Monday, July 30, 2012

Last Kind Words




Baggage carousel at Detroit International. Dozens of bags spin and crash. The carousel's choked as more bags pour in.

Weather delays caused this crush. Everyone's late, too tired to be testy. Resigned expressions above the stack.

A guy to my left grabs then tosses bags. He's looking for his, but none look alike. Either he travels heavy, or has trouble discerning shapes.

He's mid-50's. Sneakers, plaid shorts, white sports shirt. He grins a lot. An odd grin, more confused than amused. A decided overbite adds a comic touch.

He wears a dark blue Romney for President cap. I almost feel sorry for him. Openly backing Romney? Who does such a thing?

I try not to judge. Still, is this who Romney attracts?
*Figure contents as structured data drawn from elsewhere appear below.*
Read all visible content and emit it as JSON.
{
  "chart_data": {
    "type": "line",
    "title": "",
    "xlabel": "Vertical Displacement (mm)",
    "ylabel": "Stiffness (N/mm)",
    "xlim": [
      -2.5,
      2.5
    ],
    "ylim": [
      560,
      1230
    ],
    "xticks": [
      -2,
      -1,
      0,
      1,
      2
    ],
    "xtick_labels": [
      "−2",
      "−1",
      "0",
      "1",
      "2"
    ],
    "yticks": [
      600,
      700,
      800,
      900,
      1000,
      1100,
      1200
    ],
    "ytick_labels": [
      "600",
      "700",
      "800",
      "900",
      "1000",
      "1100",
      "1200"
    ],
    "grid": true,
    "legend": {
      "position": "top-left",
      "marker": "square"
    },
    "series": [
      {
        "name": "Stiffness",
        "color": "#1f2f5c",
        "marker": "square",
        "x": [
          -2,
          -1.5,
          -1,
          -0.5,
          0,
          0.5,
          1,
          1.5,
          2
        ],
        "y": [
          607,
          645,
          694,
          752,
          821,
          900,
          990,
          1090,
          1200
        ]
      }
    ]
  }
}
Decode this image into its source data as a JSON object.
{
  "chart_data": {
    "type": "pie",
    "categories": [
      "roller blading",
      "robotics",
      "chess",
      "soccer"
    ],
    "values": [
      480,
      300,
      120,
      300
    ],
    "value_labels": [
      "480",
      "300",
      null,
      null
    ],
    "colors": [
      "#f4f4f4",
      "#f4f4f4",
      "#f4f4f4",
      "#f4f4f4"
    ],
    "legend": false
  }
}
Someone who throws other people's bags around, smiling like a goof?

Not that it matters to me. I'm watching this election underwater. Bullshit rises to the surface, floats out to sea.

I'm also distant from the angry debate over Syria among various radicals. Is it a revolution or contra war? Those I'm closest to say the former, and I tend to agree.

But I don't see NATO as a revolutionary force. Not even in a realpolitik way. But then I'm not on the front lines. There you take what you can get. Ask the Kurds.

No matter what I or my friends think, we don't affect those front lines. It's grandiose to believe that we do.

We help pay NATO's bills. Maybe some of that flows into rebel accounts. But that's the extent of it. Still, venomous exchanges continue. Being on the Right Side of history is not a happy task.

I'm not blind to the shifts now occurring. The Arab world is shedding despotic skin, but for what? For whom? When the US claims something is "democratic," look for the sniper in the room. He's there. He always is.

Less touted is Latin America's steady extraction from US influence. While not as dramatic as the Arab Summer -- though no less violent -- Latin America moves in a more independent direction. US power is waning.

This is good. It may also prove dangerous. We are renowned sore losers. Heavily-armed. Favored by God. Simple lethal math.

Resistance from within grows, emerging from the seeds planted by Occupy. That movement has been mocked and mourned, but it had an effect. The state crushed what it could. Yet these weren't fatal blows.

Mainstream liberals fear that Occupy's example might hurt Obama's re-election. Pundits like Harold Meyerson and Sean Wilentz defensively dismiss radical critiques of Their President. I like it that they're scared, but they needn't be. Not yet, anyway.

An American Spring at the start of Obama's second term? As Obama's predecessor and Terror War influence put it, bring it on. The mission is far from accomplished.